Sometimes it’s hard to tell the difference between what’s actually good – something I will appreciate more and more as I listen to it – and what’s simply catchy. Is good music the same as cool music? I have real problems with the rock ‘n’ roll elitism that my friend Peter calls “indier-than-thou” where “Godspeed You! Black Emperor” is shibboleth for the new club of cool, and “sellout” is a four-letter word. But at the same time, I never listen to mainstream radio because I assume there’s nothing on it worth listening to (nothing cool enough for me). I’ve learned that I generally have to look a bit harder to find something I really like.

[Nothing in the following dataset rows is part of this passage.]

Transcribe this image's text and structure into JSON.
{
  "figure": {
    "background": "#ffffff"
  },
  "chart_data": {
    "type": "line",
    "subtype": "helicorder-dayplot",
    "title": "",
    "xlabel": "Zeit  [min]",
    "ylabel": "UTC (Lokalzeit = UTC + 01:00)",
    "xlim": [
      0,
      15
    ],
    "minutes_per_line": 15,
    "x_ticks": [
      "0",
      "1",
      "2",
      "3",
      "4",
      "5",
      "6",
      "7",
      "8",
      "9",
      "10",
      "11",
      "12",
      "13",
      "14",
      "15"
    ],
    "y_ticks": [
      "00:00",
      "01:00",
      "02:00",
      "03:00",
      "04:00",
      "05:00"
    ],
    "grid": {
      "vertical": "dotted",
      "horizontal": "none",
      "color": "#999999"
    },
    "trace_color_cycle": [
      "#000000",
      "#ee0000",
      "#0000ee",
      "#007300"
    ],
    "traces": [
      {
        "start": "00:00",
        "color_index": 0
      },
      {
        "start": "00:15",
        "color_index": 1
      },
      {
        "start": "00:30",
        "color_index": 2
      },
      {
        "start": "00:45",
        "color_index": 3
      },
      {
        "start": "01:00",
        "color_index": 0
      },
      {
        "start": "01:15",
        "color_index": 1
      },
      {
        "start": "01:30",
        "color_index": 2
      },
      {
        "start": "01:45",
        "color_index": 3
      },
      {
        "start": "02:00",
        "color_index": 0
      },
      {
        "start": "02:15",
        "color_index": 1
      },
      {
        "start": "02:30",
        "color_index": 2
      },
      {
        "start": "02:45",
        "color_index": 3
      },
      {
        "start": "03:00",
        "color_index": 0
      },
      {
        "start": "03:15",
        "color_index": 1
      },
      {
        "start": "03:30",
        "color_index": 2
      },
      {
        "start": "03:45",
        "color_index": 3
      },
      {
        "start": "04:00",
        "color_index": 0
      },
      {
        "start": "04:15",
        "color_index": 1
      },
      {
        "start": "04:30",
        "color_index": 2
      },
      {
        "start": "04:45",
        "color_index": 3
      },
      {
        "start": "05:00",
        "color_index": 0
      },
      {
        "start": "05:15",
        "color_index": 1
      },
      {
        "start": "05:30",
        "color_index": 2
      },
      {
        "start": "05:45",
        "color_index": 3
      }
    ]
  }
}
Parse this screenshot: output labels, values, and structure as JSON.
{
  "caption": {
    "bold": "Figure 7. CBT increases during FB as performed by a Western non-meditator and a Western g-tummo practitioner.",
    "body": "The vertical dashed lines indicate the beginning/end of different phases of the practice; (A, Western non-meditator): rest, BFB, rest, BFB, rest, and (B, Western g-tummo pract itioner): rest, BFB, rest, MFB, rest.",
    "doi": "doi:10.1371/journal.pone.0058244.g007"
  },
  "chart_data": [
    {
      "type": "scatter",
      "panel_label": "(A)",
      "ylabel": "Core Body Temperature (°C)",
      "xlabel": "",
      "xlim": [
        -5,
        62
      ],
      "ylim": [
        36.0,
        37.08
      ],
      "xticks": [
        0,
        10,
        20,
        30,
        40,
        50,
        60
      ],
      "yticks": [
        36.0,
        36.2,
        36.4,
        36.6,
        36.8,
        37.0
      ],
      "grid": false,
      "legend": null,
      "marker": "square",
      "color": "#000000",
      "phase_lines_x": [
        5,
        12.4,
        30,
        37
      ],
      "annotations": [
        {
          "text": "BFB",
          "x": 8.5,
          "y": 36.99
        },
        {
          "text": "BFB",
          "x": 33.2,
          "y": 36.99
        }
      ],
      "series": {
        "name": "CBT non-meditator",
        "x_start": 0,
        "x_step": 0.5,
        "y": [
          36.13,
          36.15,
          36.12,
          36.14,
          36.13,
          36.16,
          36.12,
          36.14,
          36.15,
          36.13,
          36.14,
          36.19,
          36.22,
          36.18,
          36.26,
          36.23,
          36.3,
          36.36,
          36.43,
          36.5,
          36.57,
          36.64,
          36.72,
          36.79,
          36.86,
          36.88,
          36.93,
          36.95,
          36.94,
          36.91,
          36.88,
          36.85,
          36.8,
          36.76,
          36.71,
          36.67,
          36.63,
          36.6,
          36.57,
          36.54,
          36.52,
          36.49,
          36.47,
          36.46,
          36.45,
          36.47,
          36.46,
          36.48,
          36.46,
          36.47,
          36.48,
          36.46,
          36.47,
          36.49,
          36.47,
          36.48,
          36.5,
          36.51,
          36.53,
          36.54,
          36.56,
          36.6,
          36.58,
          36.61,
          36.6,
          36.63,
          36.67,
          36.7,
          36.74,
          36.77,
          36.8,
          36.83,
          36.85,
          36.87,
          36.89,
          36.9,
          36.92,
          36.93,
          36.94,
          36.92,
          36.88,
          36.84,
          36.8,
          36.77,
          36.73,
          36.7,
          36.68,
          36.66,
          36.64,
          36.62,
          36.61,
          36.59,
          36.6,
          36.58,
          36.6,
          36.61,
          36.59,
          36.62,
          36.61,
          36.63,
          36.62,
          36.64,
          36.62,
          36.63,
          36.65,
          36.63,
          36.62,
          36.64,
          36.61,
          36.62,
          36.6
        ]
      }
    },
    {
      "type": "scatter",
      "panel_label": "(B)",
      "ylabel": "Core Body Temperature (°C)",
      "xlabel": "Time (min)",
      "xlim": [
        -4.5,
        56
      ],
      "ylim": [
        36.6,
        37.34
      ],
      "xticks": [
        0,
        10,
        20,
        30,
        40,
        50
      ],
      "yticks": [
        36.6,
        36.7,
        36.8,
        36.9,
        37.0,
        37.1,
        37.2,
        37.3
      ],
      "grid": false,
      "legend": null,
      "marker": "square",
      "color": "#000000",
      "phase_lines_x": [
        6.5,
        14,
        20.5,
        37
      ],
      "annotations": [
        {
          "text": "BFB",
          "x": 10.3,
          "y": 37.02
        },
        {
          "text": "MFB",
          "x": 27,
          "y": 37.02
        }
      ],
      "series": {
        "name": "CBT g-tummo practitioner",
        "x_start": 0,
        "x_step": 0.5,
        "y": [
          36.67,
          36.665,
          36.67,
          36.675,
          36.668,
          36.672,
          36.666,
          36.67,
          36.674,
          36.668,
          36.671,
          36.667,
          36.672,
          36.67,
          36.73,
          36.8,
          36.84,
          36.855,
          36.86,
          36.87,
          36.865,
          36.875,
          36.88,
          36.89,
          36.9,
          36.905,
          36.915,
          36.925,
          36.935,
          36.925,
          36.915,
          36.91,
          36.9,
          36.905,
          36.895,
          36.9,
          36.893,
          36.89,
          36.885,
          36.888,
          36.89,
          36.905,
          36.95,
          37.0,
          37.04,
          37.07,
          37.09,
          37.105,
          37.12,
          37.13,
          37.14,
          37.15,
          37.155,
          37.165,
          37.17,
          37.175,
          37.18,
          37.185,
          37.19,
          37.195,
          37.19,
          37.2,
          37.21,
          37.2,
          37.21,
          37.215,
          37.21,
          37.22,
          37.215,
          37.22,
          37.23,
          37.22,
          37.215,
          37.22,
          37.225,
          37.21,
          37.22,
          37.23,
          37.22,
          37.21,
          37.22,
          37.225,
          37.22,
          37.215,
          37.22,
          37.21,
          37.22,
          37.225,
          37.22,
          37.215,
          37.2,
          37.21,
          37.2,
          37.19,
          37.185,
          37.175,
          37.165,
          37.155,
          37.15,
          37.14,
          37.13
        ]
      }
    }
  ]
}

When I was 21, I spent nine lonely weeks backpacking around Morocco. I deliberately left all my music at home as a sort of ascetic exercise. I thought that maybe if I was all alone in the sand and sweltering heat without any familiar rock ‘n’ roll to distract me or make me feel a certain way, I might meet God. I’m not sure I did, but I certainly felt a holy comfort when I rolled off the bus late one night and walked into a little coastal café to hear Bryan Adams’ Wakin’ Up The Neighbours playing on the stereo. Had I been in a cafe back home I would have sneered, but so far from my own music, I was suddenly the biggest Bryan Adams fan in the world.
Music is not everything; not even Bono believes that rock ‘n’ roll will save the world. But life without music is unfathomable. We need more than just good music, but we still need good music.
Kurt Armstrong is a writer now living in Winnipeg, Manitoba.